Expert Insights on the RBI/Carrols Deal
2 Min Read By MRM Staff
The new year has just begun and already there’s a big deal in the restaurant industry as Restaurant Brands International Inc., parent company of Burger Kings inked an estimated $1 billion deal to acquire Carrols Restaurant Group, the largest Burger King franchisee in the United States, operating 1,022 restaurants in 23 states.
The transaction is part of Burger King's Reclaim the Flame plan to accelerate sales growth and drive franchisee profitability. Burger King expects to remodels to a modern image over the next five years and then refranchise a large majority of newly remodeled restaurants to smaller franchisee groups.
Is this a sign of things to come? To learn more, Modern Restaurant Management (MRM) magazine received expert insights from Gregg Majewski, Founder & CEO of Craveworthy Brands and former CEO of Jimmy John’s Sandwiches.
What is your take on Restaurant Brands International (RBI) buying out Carrols, it’s largest franchisee? Were you surprised? Why is this happening now?
It’s definitely a big and bold move to make for any brand, but with full faith in their new direction, I’m sure they will see success. I’m not surprised that this decision was made, as it’s become more important now, more than ever before, to meet the ever-changing needs of consumers. Big changes are happening in modernization, innovation, food technology, and more, and if you’re not adapting, you simply won’t make it.
What does the deal say about the current state of franchise investment activity?
The amount of money sitting on the sidelines right now is bigger than ever, and if the economy sees any improvement, it is going to be a wild year.
The amount of money sitting on the sidelines right now is bigger than ever, and if the economy sees any improvement, it is going to be a wild year.
What kind of M&A activity do you anticipate in the coming year?
A huge number of brands will be for sale this year, and that will be good for the franchisees. Sometimes, new leadership can bring new perspectives and opportunities to a stalled and tired brand.
What do you feel the reinvestment into locations will offer the franchisee operators?
Reinvesting in the design and atmosphere of stores will not only captivate loyal customers, but attract brand new ones, which is the name of the game. With the same, tired looking stores, you’ll see the same results. Making it in the restaurant industry comes down to providing a true experience for guests. Not only is change inevitable, but it’s how you grow as a brand.
What do you feel this will do to reinvigorate the brand?

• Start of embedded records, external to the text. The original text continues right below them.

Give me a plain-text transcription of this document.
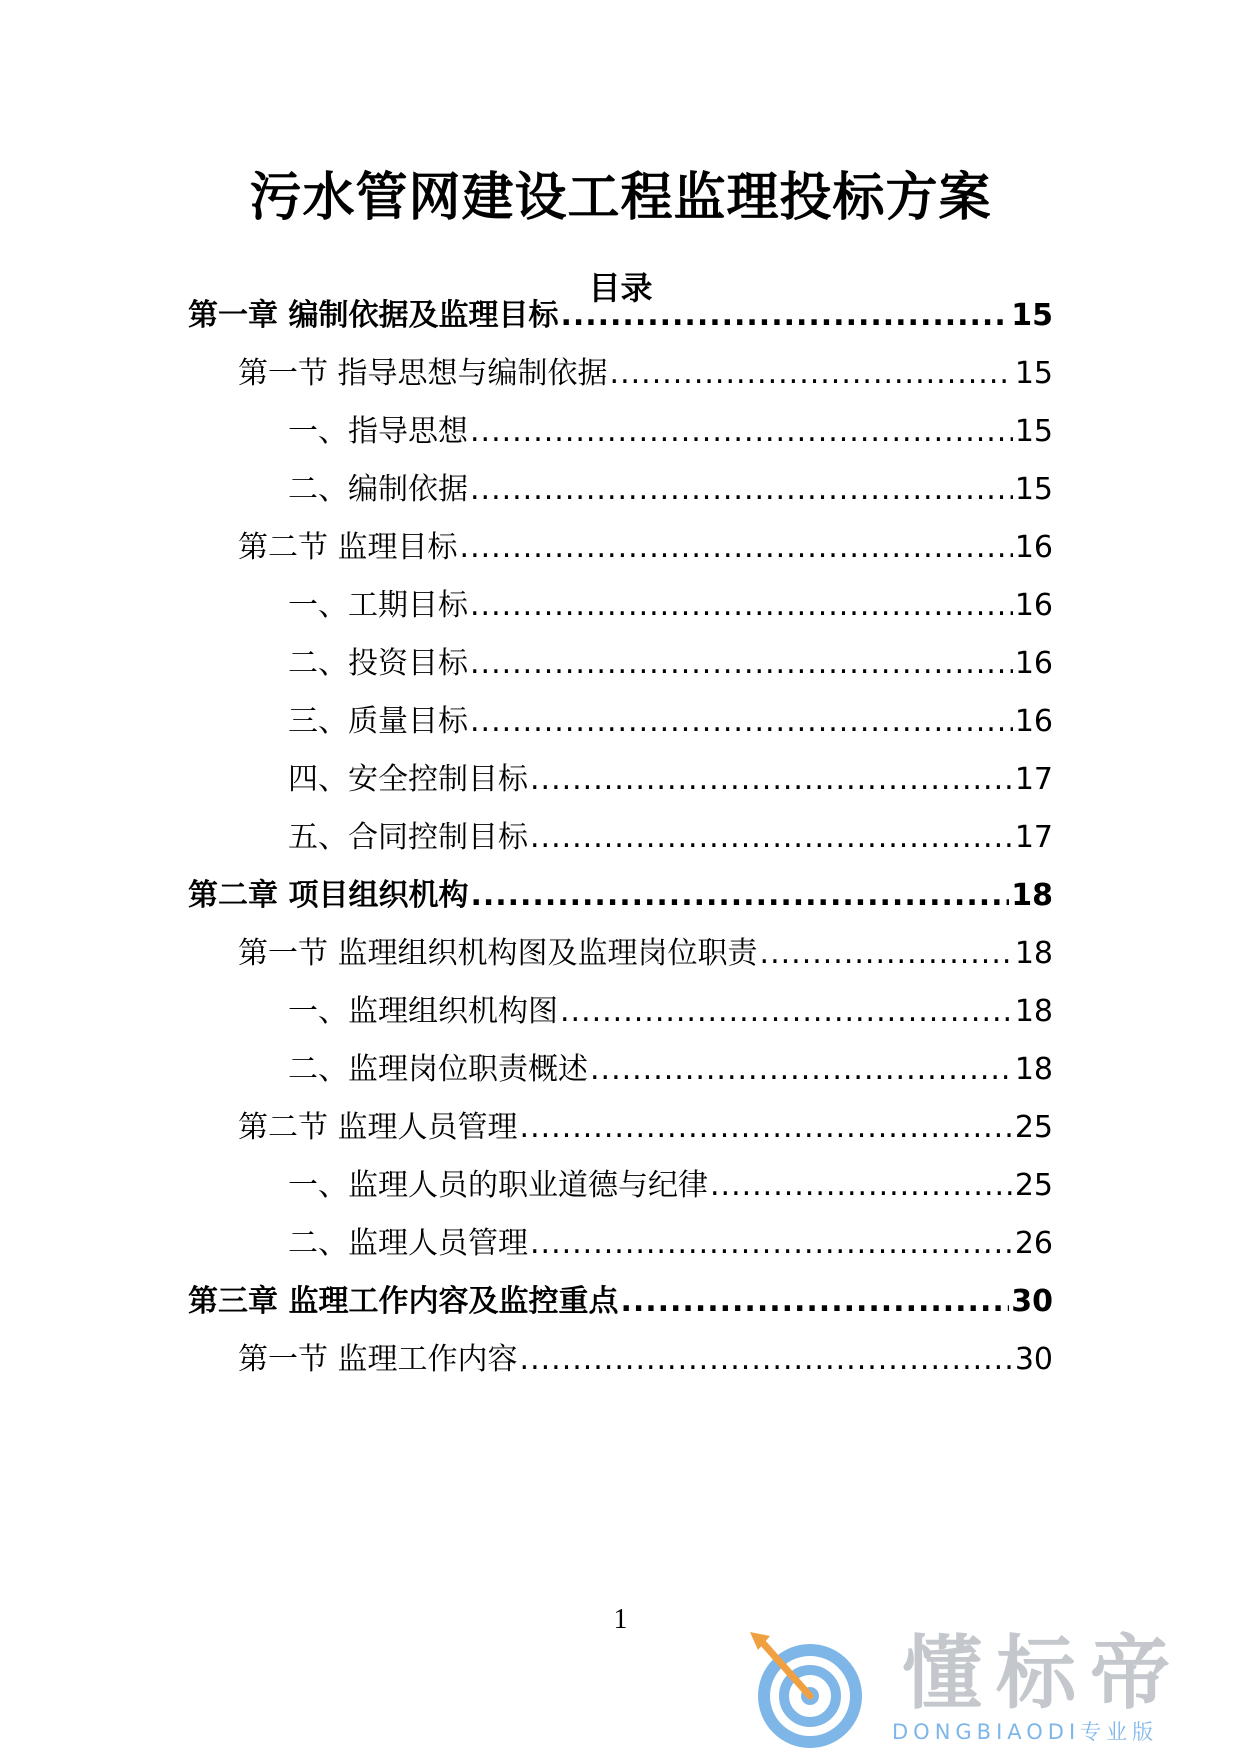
污水管网建设工程监理投标方案
目录
第一章 编制依据及监理目标 .....	15
第一节 指导思想与编制依据 .....	15
一、指导思想 .....	15
二、编制依据 .....	15
第二节 监理目标 .....	16
一、工期目标 .....	16
二、投资目标 .....	16
三、质量目标 .....	16
四、安全控制目标 .....	17
五、合同控制目标 .....	17
第二章 项目组织机构 .....	18
第一节 监理组织机构图及监理岗位职责 .....	18
一、监理组织机构图 .....	18
二、监理岗位职责概述 .....	18
第二节 监理人员管理 .....	25
一、监理人员的职业道德与纪律 .....	25
二、监理人员管理 .....	26
第三章 监理工作内容及监控重点 .....	30
第一节 监理工作内容 .....	30
1
懂标帝
DONGBIAODI专业版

Bringing in new leadership will set the brand up for continued growth and sustainability. As Restaurant Brands International’s plan is to remodel 1,022 restaurants and then sell them back to local franchisees to own and manage moving forward, they are creating new opportunities for their owners.
What can emerging and other legacy brands learn from this deal?
All brands, emerging or legacy, can learn that even if you have a proven business model, adapting to the needs of consumers and enhancing your guest experience should always be priority. Analyze your customer’s experience from the moment they walk into your restaurant; from ordering, to menu items, to how your products are served.